[ale] OT: you can't get there with algorithms
Pete Hardie
pete.hardie at gmail.com
Sun Jun 11 16:19:28 EDT 2006
On 6/11/06, Jim Philips <briarpatchkid at bellsouth.net> wrote:
> I don't usually post things that are on Digg or Slashdot, because I assume
> people have already been exposed to them. But this article, I think, gets at
> the heart of what is wrong with computer programming as it stands today and
> that's no small event. In a recent article published here:
>
> http://www-inst.eecs.berkeley.edu/~maratb/readings/NoSilverBullet.html
>
> the author asserted that as programs grow in complexity, we will have more
> bugs and that there is no "silver bullet" to eradicate them. The author of
> the later article argues that there is indeed a silver bullet, but we can
> only find it by approaching the whole task of programming in a different way.
> As examples, he points out that as human brains handle increasingly complex
> tasks their rate of failure doesn't go up by anything like the magnitude it
> will go up when you increase the complexity of a program. He also points out
> that hardware systems have grown in complexity without raising the failure
> rate dramatically. He sees the fault in the approach taken with the universal
> Touring machine (UTM). Here is a short breakdown of how he sees the problem:
>
> "Unfortunately for the world, it did not occur to early computer scientists
> that a program is, at its core, a tightly integrated collection of
> communicating entities interacting with each other and with their
> environment. As a result, the computer industry had no choice but to embrace
> a method of software construction that sees the computer simply as a tool for
> the execution of instruction sequences. The problem with this approach is
> that it forces the programmer to explicitly identify and resolve a number of
> critical communication-related issues that, ideally, should have been
> implicitly and automatically handled at the system level. "
>
> Anyway, I could go on for longer, but here is a link to the article. It makes
> fascinating reading:
>
> http://www.rebelscience.org/Cosas/Reliability.htm
It does make for fun reading, but it sets off my Bogometer when it
claims that one simple thing could eradicate nearly all bugs.

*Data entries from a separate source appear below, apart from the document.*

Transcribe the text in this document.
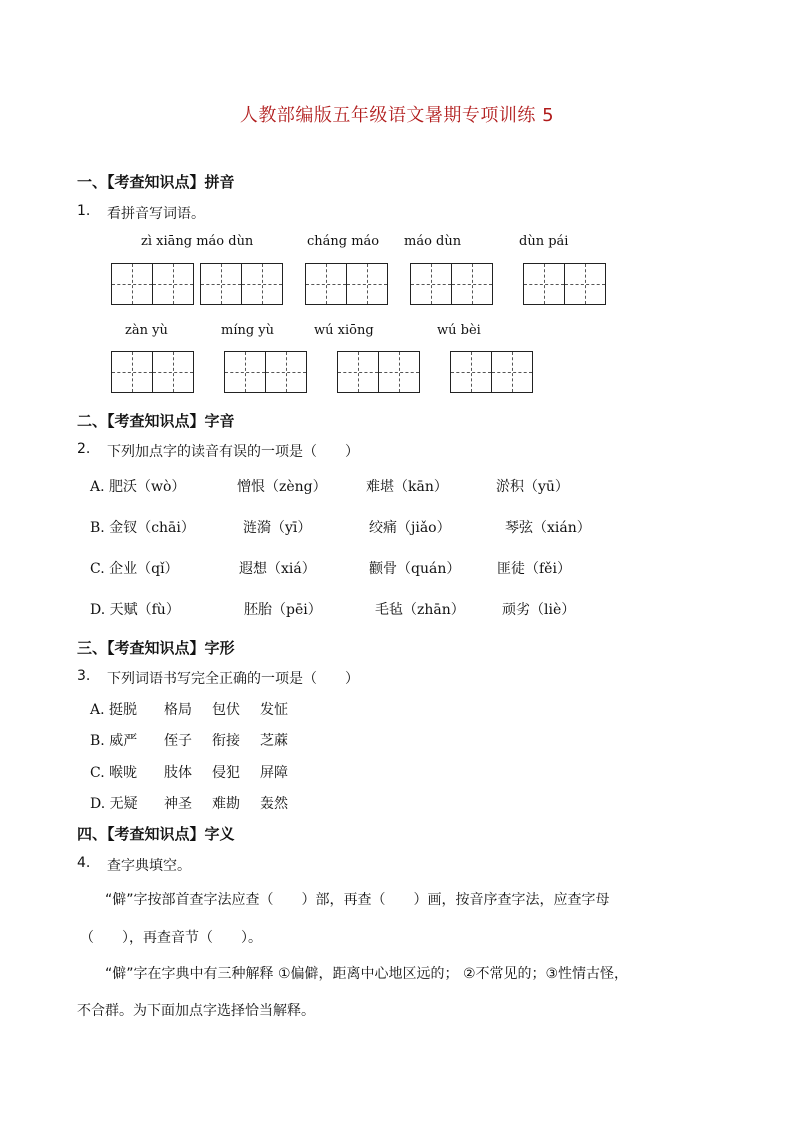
人教部编版五年级语文暑期专项训练 5
一、【考查知识点】拼音
1. 看拼音写词语。
zì xiāng máo dùn	cháng máo máo dùn	dùn pái
zàn yù	míng yù	wú xiōng	wú bèi
二、【考查知识点】字音
2. 下列加点字的读音有误的一项是（　　）
A. 肥沃（wò）	憎恨（zèng）	难堪（kān）	淤积（yū）
B. 金钗（chāi）	涟漪（yī）	绞痛（jiǎo）	琴弦（xián）
C. 企业（qǐ）	遐想（xiá）	颧骨（quán）	匪徒（fěi）
D. 天赋（fù）	胚胎（pēi）	毛毡（zhān）	顽劣（liè）
三、【考查知识点】字形
3. 下列词语书写完全正确的一项是（　　）
A. 挺脱 格局 包伏 发怔
B. 威严 侄子 衔接 芝蔴
C. 喉咙 肢体 侵犯 屏障
D. 无疑 神圣 难勘 轰然
四、【考查知识点】字义
4. 查字典填空。
“僻”字按部首查字法应查（　　）部，再查（　　）画，按音序查字法，应查字母
（　　），再查音节（　　）。
“僻”字在字典中有三种解释 ①偏僻，距离中心地区远的； ②不常见的；③性情古怪，
不合群。为下面加点字选择恰当解释。
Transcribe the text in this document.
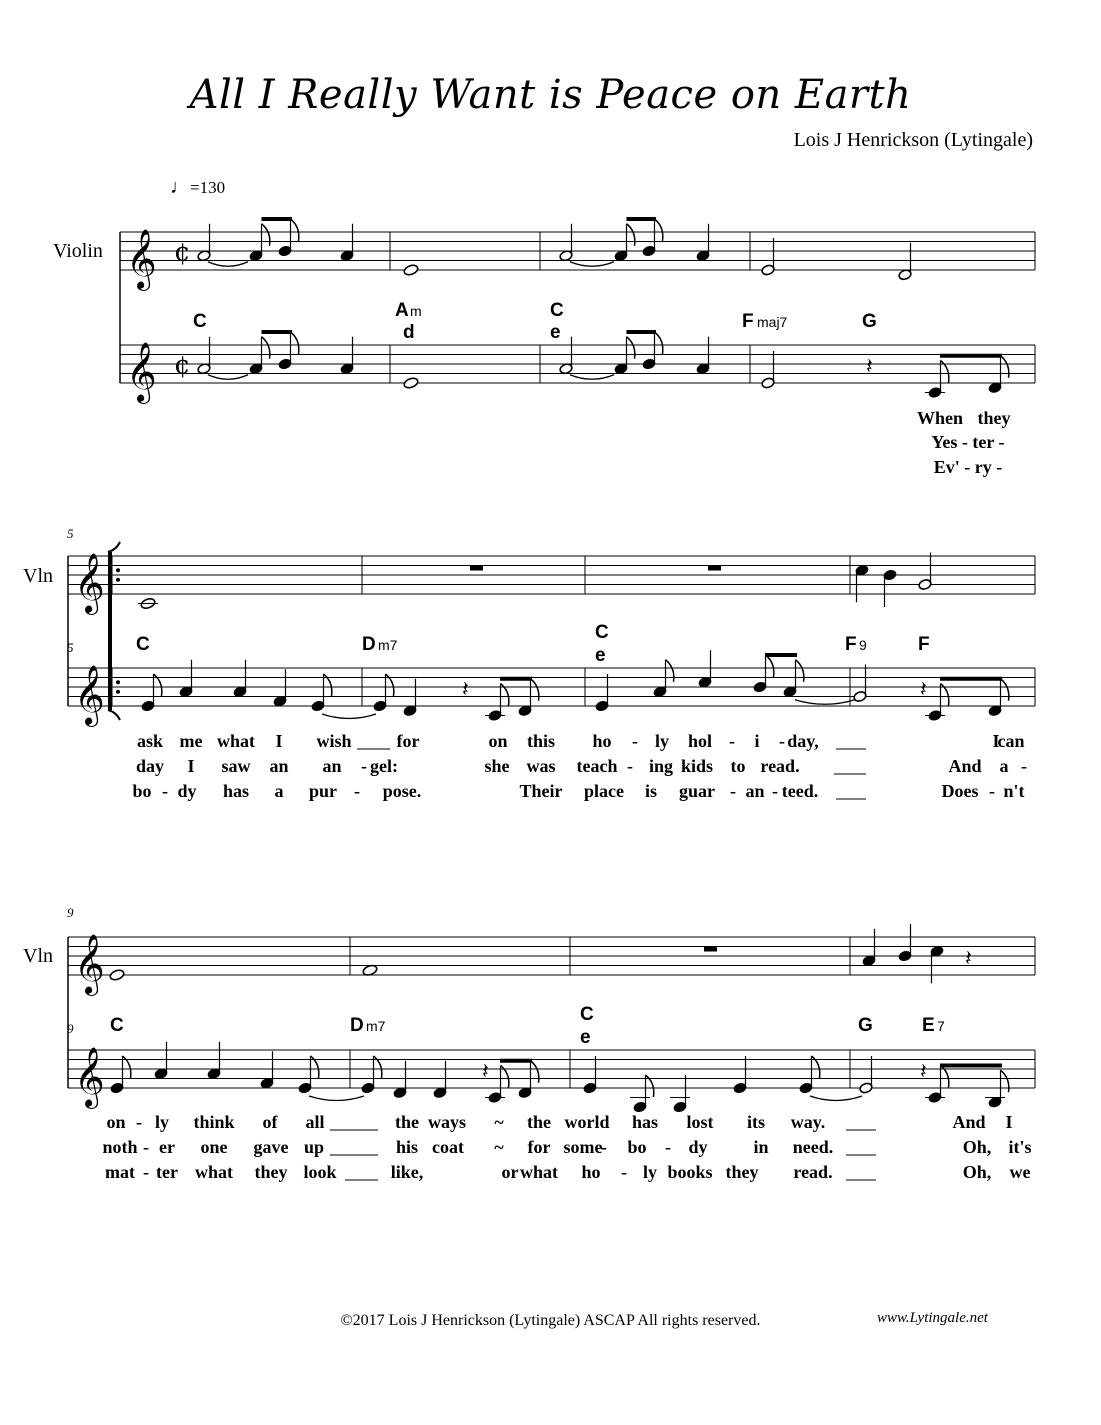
All I Really Want is Peace on Earth
Lois J Henrickson (Lytingale)
♩=130
𝄞
𝄞
¢
¢
𝄞
𝄞
𝄞
𝄞
𝄽
𝄽	𝄽
𝄽
𝄽	𝄽
C
A m
d
C
e
F maj7	G
C	D m7
C
e
F 9	F
C	D m7
C
e
G	E 7
When they
Yes - ter -
Ev' - ry -
ask me what I wish	for	on this ho - ly hol - i - day,	I
can
day I saw an an - gel:	she was teach - ing kids to read.	And a -
bo - dy has a pur - pose.	Their place is guar - an - teed.	Does - n't
on - ly think of all	the ways ~ the world has lost its way.	And I
noth - er one gave up	his coat ~ for some
- bo - dy	in need.	Oh, it's
mat - ter what they look	like,	or what ho - ly books they read.	Oh, we
Violin
Vln
Vln
5
5
9
9
©2017 Lois J Henrickson (Lytingale) ASCAP All rights reserved.	www.Lytingale.net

He also makes some fast and loose comparisons with neurology that the
little I've read seem to be iffy.
And finally, he glosses over the long debugging time the human brain
has had - one "program" that has been selectively refined for
millions, perhaps billions, of years.
My personal opinion of why software is buggy? Nobody wants to pay for
bug-free software, because they think its easy to write - it's only
typing stuff in, right? Hardware designs are expected to take a long
time to develop, and they have dedicated "debugging" runs, since it
woudl be expensive to burn a million chips and then find a bug. At my
employer, it's a major thing to make changes in the silicon, but we
burn full system releases in 6 weeks.